Eric Chapman Sort of an early "Unforgiven" in some ways. Also similar to director Lewis' "Terror in a Texas Town" though thankfully not as goofy or campy. You get a real sense of the wild west slowly being tamed, of it making the uneasy transition from a violent, lawless land to a reasonably civilized place where law and order stand a chance. I liked Randolph Scott's metaphor for the town, that it's like a wild animal that keeps getting kicked, and sooner or later it's going to do more than just snarl and growl miserably; it's going to bite back.
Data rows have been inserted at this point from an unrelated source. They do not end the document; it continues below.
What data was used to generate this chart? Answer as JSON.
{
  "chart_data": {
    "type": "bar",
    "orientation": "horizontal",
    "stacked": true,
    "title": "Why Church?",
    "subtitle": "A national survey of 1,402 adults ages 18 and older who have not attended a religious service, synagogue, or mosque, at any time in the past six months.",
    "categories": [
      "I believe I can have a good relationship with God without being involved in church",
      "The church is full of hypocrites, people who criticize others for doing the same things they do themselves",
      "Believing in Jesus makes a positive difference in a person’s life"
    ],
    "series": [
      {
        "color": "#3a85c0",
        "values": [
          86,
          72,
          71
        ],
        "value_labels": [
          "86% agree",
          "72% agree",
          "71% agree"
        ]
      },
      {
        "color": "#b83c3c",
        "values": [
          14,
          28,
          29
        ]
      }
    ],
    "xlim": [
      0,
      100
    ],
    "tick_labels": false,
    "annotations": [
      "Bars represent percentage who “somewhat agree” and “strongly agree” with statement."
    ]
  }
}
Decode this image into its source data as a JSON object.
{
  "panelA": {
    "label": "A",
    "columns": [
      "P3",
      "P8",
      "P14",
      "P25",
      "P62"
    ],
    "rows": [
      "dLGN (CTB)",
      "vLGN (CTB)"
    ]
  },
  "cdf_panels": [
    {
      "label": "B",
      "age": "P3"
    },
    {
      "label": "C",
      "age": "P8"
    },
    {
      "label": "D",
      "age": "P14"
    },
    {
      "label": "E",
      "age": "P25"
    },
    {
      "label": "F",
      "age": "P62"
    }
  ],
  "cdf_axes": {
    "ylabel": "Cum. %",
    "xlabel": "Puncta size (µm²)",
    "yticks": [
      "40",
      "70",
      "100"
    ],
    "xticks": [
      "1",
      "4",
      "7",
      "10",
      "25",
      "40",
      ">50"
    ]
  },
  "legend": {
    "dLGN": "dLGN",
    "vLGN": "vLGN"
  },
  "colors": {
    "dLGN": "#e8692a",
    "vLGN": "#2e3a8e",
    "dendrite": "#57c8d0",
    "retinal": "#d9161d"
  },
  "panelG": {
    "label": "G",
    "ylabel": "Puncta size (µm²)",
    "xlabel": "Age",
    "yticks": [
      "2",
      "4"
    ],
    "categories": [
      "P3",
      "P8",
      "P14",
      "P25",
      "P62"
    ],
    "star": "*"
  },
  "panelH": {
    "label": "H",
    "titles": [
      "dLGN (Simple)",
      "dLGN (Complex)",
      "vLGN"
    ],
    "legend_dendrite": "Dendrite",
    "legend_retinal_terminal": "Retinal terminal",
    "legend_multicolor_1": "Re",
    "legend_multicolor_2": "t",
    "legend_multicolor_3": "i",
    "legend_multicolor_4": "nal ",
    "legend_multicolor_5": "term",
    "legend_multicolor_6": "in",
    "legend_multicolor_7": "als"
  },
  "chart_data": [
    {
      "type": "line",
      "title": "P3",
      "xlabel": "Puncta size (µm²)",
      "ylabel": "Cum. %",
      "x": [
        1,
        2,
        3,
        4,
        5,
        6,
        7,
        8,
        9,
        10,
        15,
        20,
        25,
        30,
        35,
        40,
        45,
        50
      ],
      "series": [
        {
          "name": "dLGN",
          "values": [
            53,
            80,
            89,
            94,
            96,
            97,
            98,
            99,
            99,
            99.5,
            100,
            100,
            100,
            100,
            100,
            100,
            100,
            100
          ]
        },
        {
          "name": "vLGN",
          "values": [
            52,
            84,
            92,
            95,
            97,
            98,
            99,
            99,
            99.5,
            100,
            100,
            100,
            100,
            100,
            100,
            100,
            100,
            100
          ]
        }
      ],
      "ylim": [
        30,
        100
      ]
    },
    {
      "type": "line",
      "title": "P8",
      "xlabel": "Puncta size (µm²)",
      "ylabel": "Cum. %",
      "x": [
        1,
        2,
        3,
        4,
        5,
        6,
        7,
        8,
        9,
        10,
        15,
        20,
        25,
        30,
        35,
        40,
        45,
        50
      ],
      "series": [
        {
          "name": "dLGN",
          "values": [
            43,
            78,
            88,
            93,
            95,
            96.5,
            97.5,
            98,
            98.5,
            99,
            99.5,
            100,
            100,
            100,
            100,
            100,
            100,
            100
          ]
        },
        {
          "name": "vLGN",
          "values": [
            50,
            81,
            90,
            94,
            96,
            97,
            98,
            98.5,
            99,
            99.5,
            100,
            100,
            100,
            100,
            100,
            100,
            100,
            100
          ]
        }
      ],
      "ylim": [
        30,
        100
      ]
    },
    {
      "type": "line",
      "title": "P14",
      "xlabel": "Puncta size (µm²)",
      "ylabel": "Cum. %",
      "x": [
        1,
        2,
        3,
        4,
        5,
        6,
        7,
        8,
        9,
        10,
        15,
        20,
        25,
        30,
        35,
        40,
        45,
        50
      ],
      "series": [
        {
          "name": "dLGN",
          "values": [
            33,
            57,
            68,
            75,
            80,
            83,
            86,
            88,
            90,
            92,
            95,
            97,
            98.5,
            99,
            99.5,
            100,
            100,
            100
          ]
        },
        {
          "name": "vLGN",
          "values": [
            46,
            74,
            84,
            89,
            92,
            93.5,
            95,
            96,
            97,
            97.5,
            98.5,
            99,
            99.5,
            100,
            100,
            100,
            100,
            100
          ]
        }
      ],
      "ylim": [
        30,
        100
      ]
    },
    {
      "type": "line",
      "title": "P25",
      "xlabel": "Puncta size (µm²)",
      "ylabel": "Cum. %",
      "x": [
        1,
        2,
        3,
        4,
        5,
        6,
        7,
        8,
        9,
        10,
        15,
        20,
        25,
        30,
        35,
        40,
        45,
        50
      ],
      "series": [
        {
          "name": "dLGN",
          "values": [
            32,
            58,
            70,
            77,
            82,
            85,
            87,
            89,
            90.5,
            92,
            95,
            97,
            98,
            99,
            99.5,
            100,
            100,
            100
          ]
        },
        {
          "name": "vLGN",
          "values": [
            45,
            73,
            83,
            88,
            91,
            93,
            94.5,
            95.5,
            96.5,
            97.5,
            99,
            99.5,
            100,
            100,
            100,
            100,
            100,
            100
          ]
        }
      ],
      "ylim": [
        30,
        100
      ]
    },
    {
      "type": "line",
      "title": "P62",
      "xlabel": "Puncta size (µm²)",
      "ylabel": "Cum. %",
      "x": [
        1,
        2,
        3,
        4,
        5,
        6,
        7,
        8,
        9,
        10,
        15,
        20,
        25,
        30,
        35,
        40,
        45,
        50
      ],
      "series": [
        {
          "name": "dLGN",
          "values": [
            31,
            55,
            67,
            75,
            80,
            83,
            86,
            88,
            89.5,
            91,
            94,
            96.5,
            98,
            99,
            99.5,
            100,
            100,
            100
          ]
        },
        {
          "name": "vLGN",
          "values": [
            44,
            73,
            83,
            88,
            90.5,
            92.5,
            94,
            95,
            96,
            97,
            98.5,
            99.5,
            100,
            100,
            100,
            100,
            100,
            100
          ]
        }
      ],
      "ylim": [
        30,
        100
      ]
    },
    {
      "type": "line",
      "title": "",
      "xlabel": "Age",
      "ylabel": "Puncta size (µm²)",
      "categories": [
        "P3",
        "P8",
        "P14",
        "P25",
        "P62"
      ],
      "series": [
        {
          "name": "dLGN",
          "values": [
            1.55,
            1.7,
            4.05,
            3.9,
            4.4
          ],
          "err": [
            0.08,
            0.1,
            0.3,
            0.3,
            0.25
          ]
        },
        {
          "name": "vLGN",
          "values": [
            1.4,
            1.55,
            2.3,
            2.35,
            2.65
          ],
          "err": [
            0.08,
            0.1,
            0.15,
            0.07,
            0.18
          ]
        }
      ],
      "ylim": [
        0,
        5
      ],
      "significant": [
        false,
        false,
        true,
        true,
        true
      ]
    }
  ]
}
Scott makes a good, twinkle-eyed loner hero and Angela Lansbury is quite attractive as his leggy showgirl love interest, (though she would begin playing mothers of grown children just a few years later) but their romance is rather obligatory and uninspired. Both the villains are effective, Warner Anderson as the unscrupulous (what else?)womanizing businessman and Michael Pate as the sinister gloved gunman (Lewis seems to have a thing about gunman wearing gloves). Anderson's line deliveries are extremely flat and matter of fact, which just makes him that much more detestable somehow. He's like a greed machine, no heart, no emotion whatsoever.At first glance this may seem like no more than just another passable western, but it's got some meat on its bones. And Lewis really shines when it comes to building the suspense leading up to the inevitable bar room showdown between the bad guy and the good.